For most of us, one of life’s simplest daily assignments is putting on two socks each morning. Not one, but two. You don’t even need to worry whether right or left. Just get the color right and cross your leg over your knee and pop it on nice and straight and you’re good to go. Somewhere between here and my youth, I lost the ability to accomplish this task with both of my feet. My right foot works as it always did, but for some reason, I can only get my left sock on by bending over a bit too far for comfort and risking serious back injury. Some mornings the effort becomes almost a throw, in which case the sock rarely lines up the way it should. I am not quite sure when this change happened, but it has become quite the morning worry point. Keep this eventuality in mind when choosing your next bed. Some day you, too, may need to be able bend over and essentially touch the floor to put on the second of your two socks.
Combing my full head of hair each morning was always a fairly mindless activity. Line the part up in the same place as you have for decades and the comb would push all those little follicles into just the right place. Unfortunately, at some point in the process, hair starts to disappear in areas where it once was quite welcome. It almost seems for each hair lost aloft, that one appears in the nose, on the ear, or the middle of the forehead at lengths the hairs on top only dream about. Now, instead of the quick morning run through with the comb, it has become a comb over and a search for hairs in embarrassing places.
Another daily activity most of us handle multiple times each day involves the flow of fluids. When you are young, this activity rarely involves a midnight run. However, at some point in time, we find ourselves asking, “Why would God create an organ which would keep growing well into old age?” The conflict this phenomenon creates with the other organs in an old man’s body drives a most unwelcome trot to the facilities each night. There seems to be no stopping this rebellious organ.
Vision is another constant reminder that things are not what they use to be. I have had bad vision for as long as I can remember. In fact, I tried to cheat on the vision test in sixth grade. While waiting in line near the eye chart, I did my best to memorize the letters on the 20/20 line. Little did I know they would decide to swap out the charts when my chance came to read the alphabet. Whoops, so much for that idea. Soon, thereafter, I was on my way to the Optometrist.
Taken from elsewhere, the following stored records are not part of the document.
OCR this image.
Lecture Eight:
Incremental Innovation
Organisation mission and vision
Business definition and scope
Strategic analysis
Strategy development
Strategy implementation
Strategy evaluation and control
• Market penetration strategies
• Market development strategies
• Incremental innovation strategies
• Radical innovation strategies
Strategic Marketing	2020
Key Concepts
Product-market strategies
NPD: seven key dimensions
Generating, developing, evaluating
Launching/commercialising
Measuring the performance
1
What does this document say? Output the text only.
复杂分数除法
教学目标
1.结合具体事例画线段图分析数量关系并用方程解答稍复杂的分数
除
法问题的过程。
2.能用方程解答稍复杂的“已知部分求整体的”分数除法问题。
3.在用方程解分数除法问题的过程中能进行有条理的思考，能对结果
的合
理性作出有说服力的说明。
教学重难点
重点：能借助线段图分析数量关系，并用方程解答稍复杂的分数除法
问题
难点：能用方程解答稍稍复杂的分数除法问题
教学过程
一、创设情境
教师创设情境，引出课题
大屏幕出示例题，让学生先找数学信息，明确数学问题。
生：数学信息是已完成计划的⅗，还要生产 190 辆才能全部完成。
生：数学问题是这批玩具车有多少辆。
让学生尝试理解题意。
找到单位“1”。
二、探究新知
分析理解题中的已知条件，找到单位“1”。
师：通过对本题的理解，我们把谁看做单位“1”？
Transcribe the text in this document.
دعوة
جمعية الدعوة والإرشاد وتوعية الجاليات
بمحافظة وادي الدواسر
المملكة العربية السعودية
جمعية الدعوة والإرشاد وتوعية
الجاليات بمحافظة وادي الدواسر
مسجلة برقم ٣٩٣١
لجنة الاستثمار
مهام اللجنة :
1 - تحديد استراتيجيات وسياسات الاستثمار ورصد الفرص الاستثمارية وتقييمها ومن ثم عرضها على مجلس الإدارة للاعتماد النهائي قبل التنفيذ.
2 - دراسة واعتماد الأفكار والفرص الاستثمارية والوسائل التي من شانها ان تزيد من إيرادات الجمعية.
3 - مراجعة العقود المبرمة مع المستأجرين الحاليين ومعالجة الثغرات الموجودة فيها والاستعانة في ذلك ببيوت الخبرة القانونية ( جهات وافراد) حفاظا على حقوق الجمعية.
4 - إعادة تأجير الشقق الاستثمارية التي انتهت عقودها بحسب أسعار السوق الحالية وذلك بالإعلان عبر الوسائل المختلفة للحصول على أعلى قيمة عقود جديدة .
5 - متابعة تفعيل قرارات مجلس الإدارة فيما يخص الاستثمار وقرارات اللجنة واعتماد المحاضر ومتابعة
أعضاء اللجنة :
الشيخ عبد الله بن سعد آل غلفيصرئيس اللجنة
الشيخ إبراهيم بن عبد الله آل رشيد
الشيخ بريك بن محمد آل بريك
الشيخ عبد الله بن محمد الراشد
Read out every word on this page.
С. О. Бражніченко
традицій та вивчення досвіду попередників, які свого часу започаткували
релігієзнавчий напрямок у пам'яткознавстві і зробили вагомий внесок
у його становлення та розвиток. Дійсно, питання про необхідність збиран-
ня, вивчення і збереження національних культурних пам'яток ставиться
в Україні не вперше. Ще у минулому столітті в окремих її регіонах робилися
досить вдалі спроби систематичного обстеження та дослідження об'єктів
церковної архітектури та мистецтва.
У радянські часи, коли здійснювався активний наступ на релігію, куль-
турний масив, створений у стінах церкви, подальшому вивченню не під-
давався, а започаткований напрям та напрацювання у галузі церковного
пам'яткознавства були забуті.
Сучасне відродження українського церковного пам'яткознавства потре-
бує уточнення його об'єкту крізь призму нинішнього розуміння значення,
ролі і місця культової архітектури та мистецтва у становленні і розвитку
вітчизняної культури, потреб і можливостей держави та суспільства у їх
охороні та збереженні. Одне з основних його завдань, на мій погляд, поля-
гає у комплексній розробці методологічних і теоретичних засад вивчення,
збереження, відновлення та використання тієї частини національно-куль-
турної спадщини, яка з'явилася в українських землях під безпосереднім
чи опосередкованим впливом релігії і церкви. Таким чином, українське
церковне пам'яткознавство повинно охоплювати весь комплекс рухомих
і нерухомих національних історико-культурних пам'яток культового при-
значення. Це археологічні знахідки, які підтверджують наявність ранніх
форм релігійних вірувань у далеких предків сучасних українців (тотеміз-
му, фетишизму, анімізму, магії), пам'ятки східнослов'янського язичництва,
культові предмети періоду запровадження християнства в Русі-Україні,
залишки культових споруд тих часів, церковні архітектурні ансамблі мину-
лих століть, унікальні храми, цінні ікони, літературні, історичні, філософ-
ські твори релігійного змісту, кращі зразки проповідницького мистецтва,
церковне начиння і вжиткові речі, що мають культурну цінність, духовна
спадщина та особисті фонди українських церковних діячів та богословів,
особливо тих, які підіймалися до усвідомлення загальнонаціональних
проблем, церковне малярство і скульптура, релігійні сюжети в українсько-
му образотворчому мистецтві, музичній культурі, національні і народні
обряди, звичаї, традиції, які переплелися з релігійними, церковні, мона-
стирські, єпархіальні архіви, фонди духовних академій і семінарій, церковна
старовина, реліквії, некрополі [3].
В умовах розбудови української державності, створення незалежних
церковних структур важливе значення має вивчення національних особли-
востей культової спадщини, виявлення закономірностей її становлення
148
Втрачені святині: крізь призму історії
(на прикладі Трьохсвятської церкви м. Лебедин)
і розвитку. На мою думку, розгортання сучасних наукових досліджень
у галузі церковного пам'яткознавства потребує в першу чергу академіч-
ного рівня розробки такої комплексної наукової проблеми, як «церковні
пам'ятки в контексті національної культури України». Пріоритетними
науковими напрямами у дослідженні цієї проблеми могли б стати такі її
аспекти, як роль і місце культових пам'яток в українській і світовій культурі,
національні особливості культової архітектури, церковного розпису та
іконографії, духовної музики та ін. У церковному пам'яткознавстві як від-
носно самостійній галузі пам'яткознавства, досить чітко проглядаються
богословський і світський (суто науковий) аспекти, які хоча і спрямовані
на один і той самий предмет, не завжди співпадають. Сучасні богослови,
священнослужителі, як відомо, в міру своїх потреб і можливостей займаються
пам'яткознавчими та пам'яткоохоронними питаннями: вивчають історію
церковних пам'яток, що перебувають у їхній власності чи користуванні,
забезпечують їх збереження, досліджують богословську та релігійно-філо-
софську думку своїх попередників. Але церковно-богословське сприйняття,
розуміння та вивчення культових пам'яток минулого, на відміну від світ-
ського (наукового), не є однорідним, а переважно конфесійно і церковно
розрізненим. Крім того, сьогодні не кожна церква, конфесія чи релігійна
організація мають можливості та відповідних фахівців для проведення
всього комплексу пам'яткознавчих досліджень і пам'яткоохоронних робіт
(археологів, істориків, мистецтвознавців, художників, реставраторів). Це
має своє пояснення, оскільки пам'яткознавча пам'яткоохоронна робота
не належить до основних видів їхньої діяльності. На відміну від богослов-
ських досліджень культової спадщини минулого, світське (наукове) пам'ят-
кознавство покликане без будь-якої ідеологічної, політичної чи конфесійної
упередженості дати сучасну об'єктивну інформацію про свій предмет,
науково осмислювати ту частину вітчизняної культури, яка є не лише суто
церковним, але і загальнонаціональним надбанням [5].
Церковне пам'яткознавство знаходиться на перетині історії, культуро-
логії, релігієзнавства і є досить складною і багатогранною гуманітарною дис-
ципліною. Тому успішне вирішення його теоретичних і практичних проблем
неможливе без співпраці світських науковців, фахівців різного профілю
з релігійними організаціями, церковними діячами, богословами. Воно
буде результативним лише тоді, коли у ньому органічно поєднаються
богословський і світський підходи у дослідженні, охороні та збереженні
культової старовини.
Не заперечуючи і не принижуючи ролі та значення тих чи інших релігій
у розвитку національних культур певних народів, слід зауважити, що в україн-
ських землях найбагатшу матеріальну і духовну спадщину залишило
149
Somewhere around 40, what had been generally a minor inconvenience became a full blown “What do I do now?” It was at this age that my favorite eye doctor told me bifocals were my next upgrade. Wonderful; old people glasses. Now, while working in the church library, books on the lower shelves require the no glasses, down on all fours approach; top shelf –head tilted back in hopes of hitting the up close lens. Great, another easy task gone awry.
Each day brings challenges which were never even a passing thought in the teen years. Maybe this is one of God’s ways of expanding our day’s activities and helping us fill in the time void left by the empty bedrooms. If so, it seems to be working.